Pertemuan antara Komandan Detasemen Intel Kodam (Dandeninteldam) VII Wirabuana Letkol Inf Imasfi dan sejumlah wartawan di Makassar. POJOKSULSEL/MUH FADLY

Pertemuan antara Komandan Detasemen Intel Kodam (Dandeninteldam) VII Wirabuana Letkol Inf Imasfi dan sejumlah wartawan di Makassar.
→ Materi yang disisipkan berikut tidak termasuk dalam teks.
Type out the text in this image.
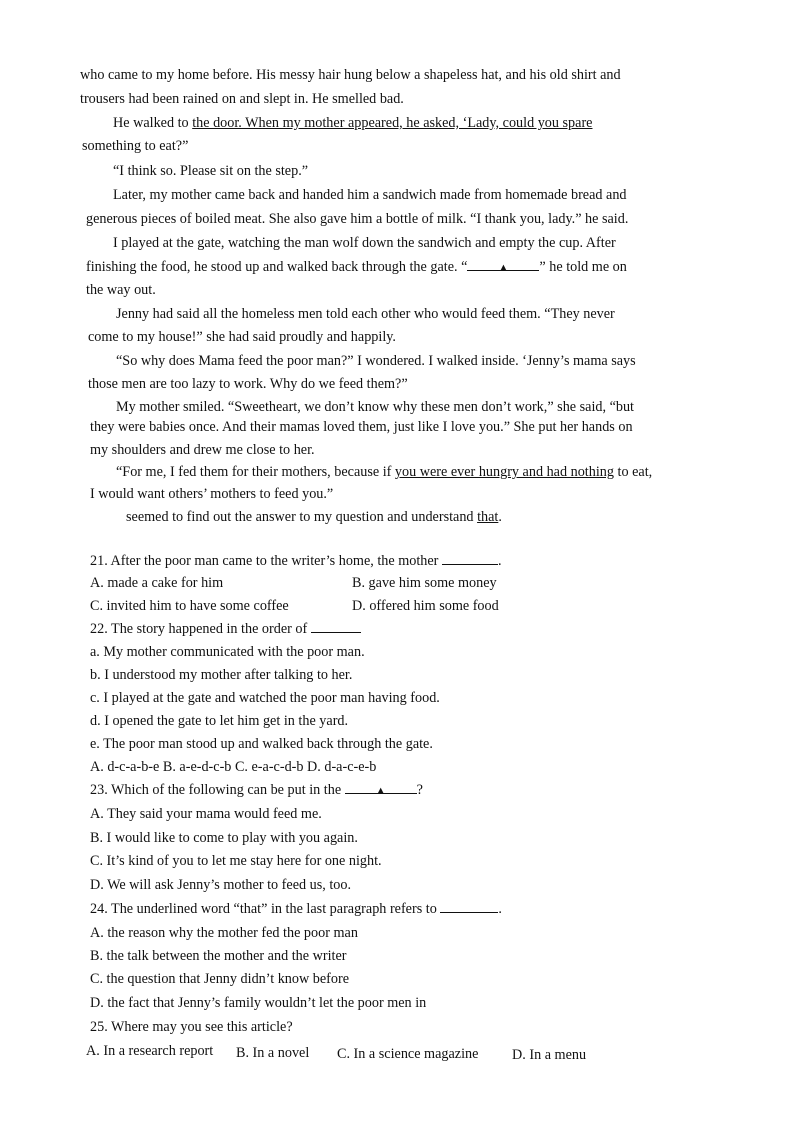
who came to my home before. His messy hair hung below a shapeless hat, and his old shirt and
trousers had been rained on and slept in. He smelled bad.
He walked to the door. When my mother appeared, he asked, ‘Lady, could you spare
something to eat?”
“I think so. Please sit on the step.”
Later, my mother came back and handed him a sandwich made from homemade bread and
generous pieces of boiled meat. She also gave him a bottle of milk. “I thank you, lady.” he said.
I played at the gate, watching the man wolf down the sandwich and empty the cup. After
finishing the food, he stood up and walked back through the gate. “	▲ ” he told me on
the way out.
Jenny had said all the homeless men told each other who would feed them. “They never
come to my house!” she had said proudly and happily.
“So why does Mama feed the poor man?” I wondered. I walked inside. ‘Jenny’s mama says
those men are too lazy to work. Why do we feed them?”
My mother smiled. “Sweetheart, we don’t know why these men don’t work,” she said, “but
they were babies once. And their mamas loved them, just like I love you.” She put her hands on
my shoulders and drew me close to her.
“For me, I fed them for their mothers, because if you were ever hungry and had nothing to eat,
I would want others’ mothers to feed you.”
seemed to find out the answer to my question and understand that.
21. After the poor man came to the writer’s home, the mother	.
A. made a cake for him	B. gave him some money
C. invited him to have some coffee	D. offered him some food
22. The story happened in the order of
a. My mother communicated with the poor man.
b. I understood my mother after talking to her.
c. I played at the gate and watched the poor man having food.
d. I opened the gate to let him get in the yard.
e. The poor man stood up and walked back through the gate.
A. d-c-a-b-e B. a-e-d-c-b C. e-a-c-d-b D. d-a-c-e-b
23. Which of the following can be put in the	▲ ?
A. They said your mama would feed me.
B. I would like to come to play with you again.
C. It’s kind of you to let me stay here for one night.
D. We will ask Jenny’s mother to feed us, too.
24. The underlined word “that” in the last paragraph refers to	.
A. the reason why the mother fed the poor man
B. the talk between the mother and the writer
C. the question that Jenny didn’t know before
D. the fact that Jenny’s family wouldn’t let the poor men in
25. Where may you see this article?
A. In a research report B. In a novel C. In a science magazine D. In a menu
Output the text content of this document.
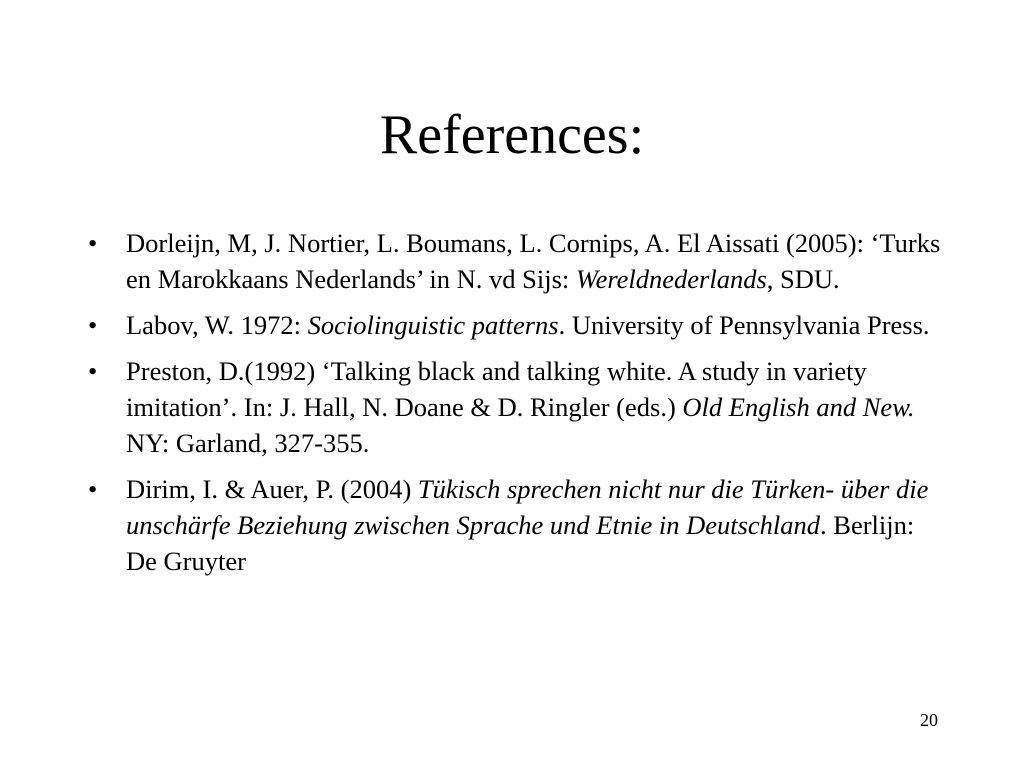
References:
• Dorleijn, M, J. Nortier, L. Boumans, L. Cornips, A. El Aissati (2005): ‘Turks en Marokkaans Nederlands’ in N. vd Sijs: Wereldnederlands, SDU.
• Labov, W. 1972: Sociolinguistic patterns. University of Pennsylvania Press.
• Preston, D.(1992) ‘Talking black and talking white. A study in variety imitation’. In: J. Hall, N. Doane & D. Ringler (eds.) Old English and New. NY: Garland, 327-355.
• Dirim, I. & Auer, P. (2004) Tükisch sprechen nicht nur die Türken- über die unschärfe Beziehung zwischen Sprache und Etnie in Deutschland. Berlijn: De Gruyter
20
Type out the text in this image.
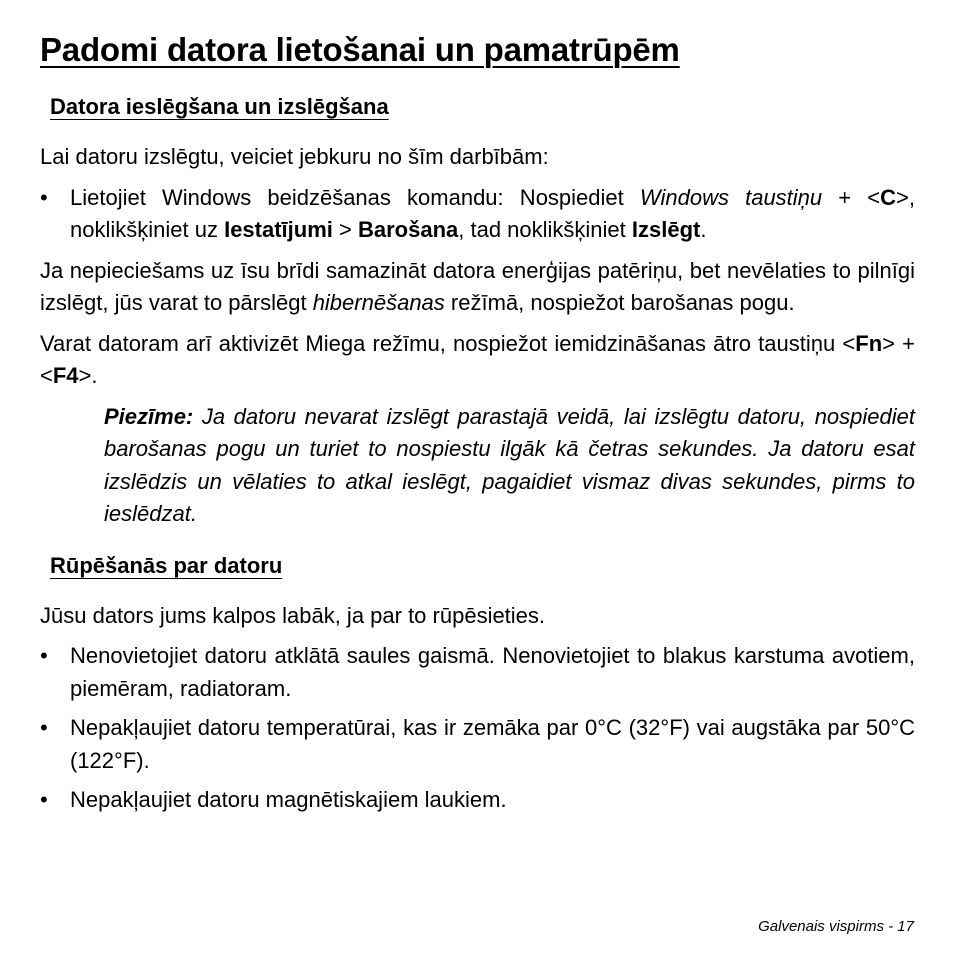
Padomi datora lietošanai un pamatrūpēm
Datora ieslēgšana un izslēgšana

Lai datoru izslēgtu, veiciet jebkuru no šīm darbībām:

• Lietojiet Windows beidzēšanas komandu: Nospiediet Windows taustiņu + <C>, noklikšķiniet uz Iestatījumi > Barošana, tad noklikšķiniet Izslēgt.

Ja nepieciešams uz īsu brīdi samazināt datora enerģijas patēriņu, bet nevēlaties to pilnīgi izslēgt, jūs varat to pārslēgt hibernēšanas režīmā, nospiežot barošanas pogu.

Varat datoram arī aktivizēt Miega režīmu, nospiežot iemidzināšanas ātro taustiņu <Fn> + <F4>.

Piezīme: Ja datoru nevarat izslēgt parastajā veidā, lai izslēgtu datoru, nospiediet barošanas pogu un turiet to nospiestu ilgāk kā četras sekundes. Ja datoru esat izslēdzis un vēlaties to atkal ieslēgt, pagaidiet vismaz divas sekundes, pirms to ieslēdzat.

Rūpēšanās par datoru

Jūsu dators jums kalpos labāk, ja par to rūpēsieties.

• Nenovietojiet datoru atklātā saules gaismā. Nenovietojiet to blakus karstuma avotiem, piemēram, radiatoram.
• Nepakļaujiet datoru temperatūrai, kas ir zemāka par 0°C (32°F) vai augstāka par 50°C (122°F).
• Nepakļaujiet datoru magnētiskajiem laukiem.
Galvenais vispirms - 17
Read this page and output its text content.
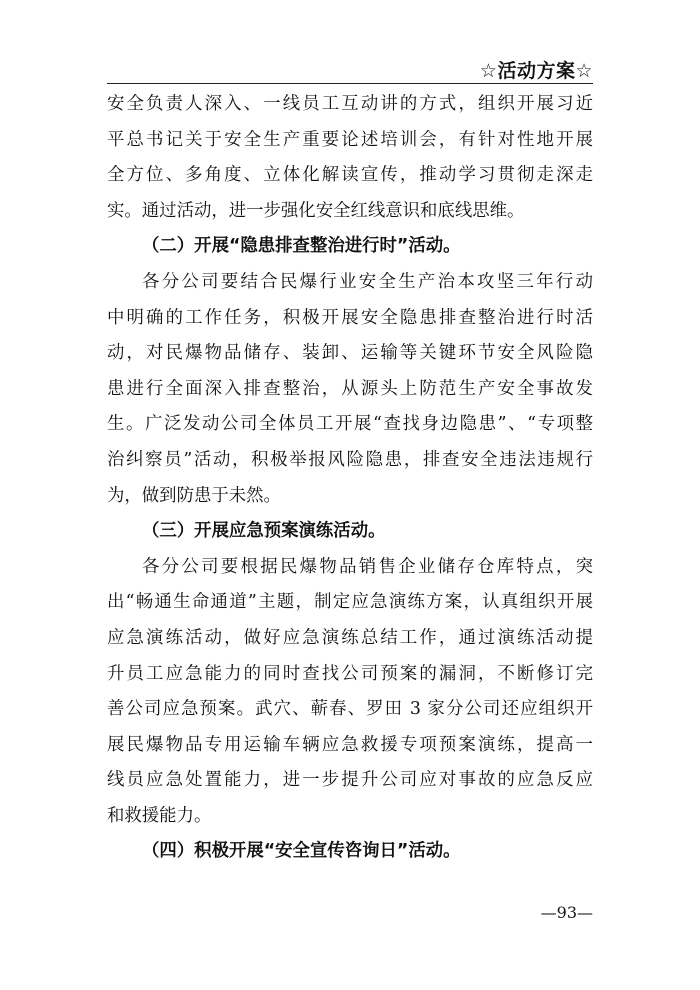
☆活动方案☆
安全负责人深入、一线员工互动讲的方式，组织开展习近
平总书记关于安全生产重要论述培训会，有针对性地开展
全方位、多角度、立体化解读宣传，推动学习贯彻走深走
实。通过活动，进一步强化安全红线意识和底线思维。
（二）开展“隐患排查整治进行时”活动。
各分公司要结合民爆行业安全生产治本攻坚三年行动
中明确的工作任务，积极开展安全隐患排查整治进行时活
动，对民爆物品储存、装卸、运输等关键环节安全风险隐
患进行全面深入排查整治，从源头上防范生产安全事故发
生。广泛发动公司全体员工开展“查找身边隐患”、“专项整
治纠察员”活动，积极举报风险隐患，排查安全违法违规行
为，做到防患于未然。
（三）开展应急预案演练活动。
各分公司要根据民爆物品销售企业储存仓库特点，突
出“畅通生命通道”主题，制定应急演练方案，认真组织开展
应急演练活动，做好应急演练总结工作，通过演练活动提
升员工应急能力的同时查找公司预案的漏洞，不断修订完
善公司应急预案。武穴、蕲春、罗田 3 家分公司还应组织开
展民爆物品专用运输车辆应急救援专项预案演练，提高一
线员应急处置能力，进一步提升公司应对事故的应急反应
和救援能力。
（四）积极开展“安全宣传咨询日”活动。
—93—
POJOKSULSEL/MUH FADLY

POJOKSULSEL.com, MAKASSAR – Komandan Detasemen Intel Kodam (Dandeninteldam) VII Wirabuana Letkol Inf Imasfi secara pribadi meminta maaf atas insiden kepada jurnalis saat aksi blokir jalan Tol Reformasi dilakukan Gerakan Aktivis Mahasiswa (GAM) Sulsel di Makassar, Sulawesi Selatan.

“Secara pribadi saya meminta maaf atas kejadian ini dan  akan segera dievaluasi,” katanya saat pertemuan dengan jurnalis di Makassar, Sabtu (26/11/2016) malam.

Menurut dia, kejadian itu murni mis komunikasi atau kesalahapaman antara  anggota Intel dengan Jurnalis Darwin Fatir dari LKBN Antara Biro Sulselbar sehingga terjadi insiden.

Selain itu, pihaknya menyatakan apa yang terjadi adalah hanya ketidaktahuan anggota bahwa ada wartawan meliput yang berdekatan lokasi saat aksi unjukrasa di Tol Reformasi dibubarkan.

“Sesuai dengan protap tidak ada aksi selama kunjungan Presiden makanya di bubarkan, ternyata ada wartawan disitu meliput juga terkena insiden,” katanya.

Sementara itu Jurnalis Darwin Fatir menyatakan menerima permohonan maaf terkait insiden tersebut yang menimpa dirinya, hanya saja harus ada catatan.

“Kejadian ini  adalah pengalaman berharga, permintan maaf boleh diterima asalkan harus ada penyataan atau kesepakatan dengan lembaga Jurnalis agar kejadian ini tidak berulang kembali,” tegasnya.

Dirinya menyarankan kepada pihak Kodam VII Wirabuana segera membuat nota kesepahaman dengan lembaga pers yang menauinginya agar tidak terjadi kesalahan yang sama.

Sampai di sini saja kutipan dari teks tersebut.